Somut olayda, davacı işyerinde örgütlü ve yetkili olan ... Sendikasına üye olduğunu, fakat muvazaalı bir biçimde yüklenici firmaların işçisi olarak gösterildiğinden sendika ile davalı ... arasında imzalanan Toplu İş Sözleşmesinden yararlandırılmadığını iddia etmiş, İlk Derece Mahkemesince davalı ... ile dava dışı hizmet alım sözleşmesi imzalanan şirketler arasındaki ilişkinin muvazaalı olduğu gerekçesi ile davacı işçinin davalının taraf olduğu toplu iş sözleşmelerinin tamamından yararlanabileceği kabul edilmiş ise de davacının söz konusu toplu iş sözleşmelerinden yararlanması için sendikaya üye olması, üyeliğin işverene bildirilmesi veya dayanışma aidatı kesilmesini talep etmesi gerektiği, davacının muvazaa nedeniyle baştan itibaren davalı Belediyenin işçisi sayılmasının başkaca bir işleme gerek kalmaksızın davalı Belediyenin tarafı olduğu toplu iş sözleşmelerinden yararlandırılmasına imkan vermeyeceği gözetilmeksizin dava konusu alacaklara hükmedilmesi isabetli olmadığından tüm dosya kapsamı ile 6356 sayılı Kanun'un 39. maddesi değerlendirilmek suretiyle davacının üyeliğinin hangi tarihte davalı Belediyeye bildirildiği ve Toplu iş sözleşmelerinden hangi tarih itibarı ile faydalanabileceği belirlenmeli sonucuna göre Toplu İş sözleşmesinden kaynaklanan fark ücret talepleri ile ilgili bir karar vermek gerekirken açıklanan maddi ve hukuki esaslar gözetilmeden eksik inceleme ile hüküm kurulması hatalı olup kararın bu nedenle bozulması gerekmiştir.

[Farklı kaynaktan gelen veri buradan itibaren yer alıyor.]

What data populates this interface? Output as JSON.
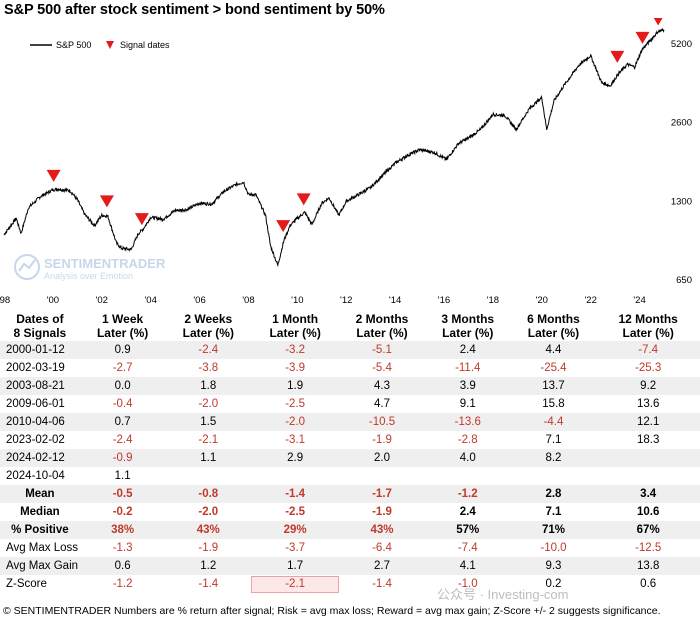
{
  "title": "S&P 500 after stock sentiment > bond sentiment by 50%",
  "legend": {
    "line_label": "S&P 500",
    "marker_label": "Signal dates"
  },
  "watermark": {
    "brand": "SENTIMENTRADER",
    "tagline": "Analysis over Emotion",
    "wechat": "公众号 · Investing-com"
  },
  "footer": "© SENTIMENTRADER  Numbers are % return after signal; Risk = avg max loss; Reward = avg max gain; Z-Score +/- 2 suggests significance.",
  "colors": {
    "line": "#000000",
    "marker": "#e31b1b",
    "negative": "#c0392b",
    "row_shade": "#efefef"
  },
  "chart_data": {
    "type": "line",
    "x_tick_labels": [
      "'98",
      "'00",
      "'02",
      "'04",
      "'06",
      "'08",
      "'10",
      "'12",
      "'14",
      "'16",
      "'18",
      "'20",
      "'22",
      "'24"
    ],
    "y_tick_labels": [
      "650",
      "1300",
      "2600",
      "5200"
    ],
    "y_scale": "log",
    "ylim": [
      650,
      6100
    ],
    "xlim": [
      1998.0,
      2025.0
    ],
    "legend_position": "top-left",
    "series": [
      {
        "name": "S&P 500",
        "x": [
          1998.0,
          1998.5,
          1998.7,
          1999.0,
          1999.5,
          2000.0,
          2000.2,
          2000.7,
          2001.0,
          2001.3,
          2001.7,
          2002.0,
          2002.25,
          2002.6,
          2002.8,
          2003.2,
          2003.5,
          2003.7,
          2004.0,
          2004.5,
          2005.0,
          2005.5,
          2006.0,
          2006.5,
          2007.0,
          2007.5,
          2007.8,
          2008.0,
          2008.3,
          2008.7,
          2008.9,
          2009.2,
          2009.45,
          2009.7,
          2010.0,
          2010.3,
          2010.6,
          2011.0,
          2011.3,
          2011.7,
          2012.0,
          2012.5,
          2013.0,
          2013.5,
          2014.0,
          2014.5,
          2015.0,
          2015.6,
          2016.1,
          2016.6,
          2017.0,
          2017.5,
          2018.0,
          2018.5,
          2018.95,
          2019.5,
          2020.0,
          2020.2,
          2020.5,
          2020.9,
          2021.5,
          2022.0,
          2022.45,
          2022.8,
          2023.1,
          2023.5,
          2023.8,
          2024.1,
          2024.5,
          2024.76,
          2025.0
        ],
        "values": [
          970,
          1120,
          980,
          1230,
          1360,
          1440,
          1450,
          1430,
          1320,
          1160,
          1050,
          1150,
          1140,
          900,
          860,
          850,
          980,
          1020,
          1130,
          1110,
          1200,
          1210,
          1280,
          1270,
          1420,
          1510,
          1540,
          1380,
          1380,
          1150,
          880,
          740,
          920,
          1050,
          1120,
          1180,
          1060,
          1280,
          1340,
          1150,
          1300,
          1380,
          1470,
          1640,
          1820,
          1950,
          2050,
          2000,
          1880,
          2170,
          2270,
          2450,
          2800,
          2770,
          2450,
          2950,
          3250,
          2450,
          3150,
          3600,
          4300,
          4700,
          3700,
          3600,
          3960,
          4350,
          4250,
          4950,
          5450,
          5810,
          5900
        ]
      },
      {
        "name": "Signal dates",
        "type": "scatter",
        "x": [
          2000.03,
          2002.21,
          2003.64,
          2009.42,
          2010.26,
          2023.09,
          2024.12,
          2024.76
        ],
        "values": [
          1465,
          1170,
          1000,
          940,
          1190,
          4180,
          4940,
          5810
        ]
      }
    ]
  },
  "table": {
    "headers": [
      [
        "Dates of",
        "8 Signals"
      ],
      [
        "1 Week",
        "Later (%)"
      ],
      [
        "2 Weeks",
        "Later (%)"
      ],
      [
        "1 Month",
        "Later (%)"
      ],
      [
        "2 Months",
        "Later (%)"
      ],
      [
        "3 Months",
        "Later (%)"
      ],
      [
        "6 Months",
        "Later (%)"
      ],
      [
        "12 Months",
        "Later (%)"
      ]
    ],
    "rows": [
      {
        "label": "2000-01-12",
        "cells": [
          "0.9",
          "-2.4",
          "-3.2",
          "-5.1",
          "2.4",
          "4.4",
          "-7.4"
        ]
      },
      {
        "label": "2002-03-19",
        "cells": [
          "-2.7",
          "-3.8",
          "-3.9",
          "-5.4",
          "-11.4",
          "-25.4",
          "-25.3"
        ]
      },
      {
        "label": "2003-08-21",
        "cells": [
          "0.0",
          "1.8",
          "1.9",
          "4.3",
          "3.9",
          "13.7",
          "9.2"
        ]
      },
      {
        "label": "2009-06-01",
        "cells": [
          "-0.4",
          "-2.0",
          "-2.5",
          "4.7",
          "9.1",
          "15.8",
          "13.6"
        ]
      },
      {
        "label": "2010-04-06",
        "cells": [
          "0.7",
          "1.5",
          "-2.0",
          "-10.5",
          "-13.6",
          "-4.4",
          "12.1"
        ]
      },
      {
        "label": "2023-02-02",
        "cells": [
          "-2.4",
          "-2.1",
          "-3.1",
          "-1.9",
          "-2.8",
          "7.1",
          "18.3"
        ]
      },
      {
        "label": "2024-02-12",
        "cells": [
          "-0.9",
          "1.1",
          "2.9",
          "2.0",
          "4.0",
          "8.2",
          ""
        ]
      },
      {
        "label": "2024-10-04",
        "cells": [
          "1.1",
          "",
          "",
          "",
          "",
          "",
          ""
        ]
      }
    ],
    "summary": [
      {
        "label": "Mean",
        "cells": [
          "-0.5",
          "-0.8",
          "-1.4",
          "-1.7",
          "-1.2",
          "2.8",
          "3.4"
        ]
      },
      {
        "label": "Median",
        "cells": [
          "-0.2",
          "-2.0",
          "-2.5",
          "-1.9",
          "2.4",
          "7.1",
          "10.6"
        ]
      },
      {
        "label": "% Positive",
        "cells": [
          "38%",
          "43%",
          "29%",
          "43%",
          "57%",
          "71%",
          "67%"
        ],
        "neg_cols": [
          0,
          1,
          2,
          3
        ]
      },
      {
        "label": "Avg Max Loss",
        "cells": [
          "-1.3",
          "-1.9",
          "-3.7",
          "-6.4",
          "-7.4",
          "-10.0",
          "-12.5"
        ]
      },
      {
        "label": "Avg Max Gain",
        "cells": [
          "0.6",
          "1.2",
          "1.7",
          "2.7",
          "4.1",
          "9.3",
          "13.8"
        ]
      },
      {
        "label": "Z-Score",
        "cells": [
          "-1.2",
          "-1.4",
          "-2.1",
          "-1.4",
          "-1.0",
          "0.2",
          "0.6"
        ]
      }
    ]
  }
}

Sonuç: Temyiz olunan Bölge Adliye Mahkemesi kararının, yukarıda yazılı sebeplerden dolayı BOZULMASINA, dosyanın kararı veren Bölge Adliye Mahkemesine gönderilmesine, peşin alınan temyiz harcının istek halinde ilgiliye iadesine, 28.09.2021 tarihinde oybirliğiyle karar verildi.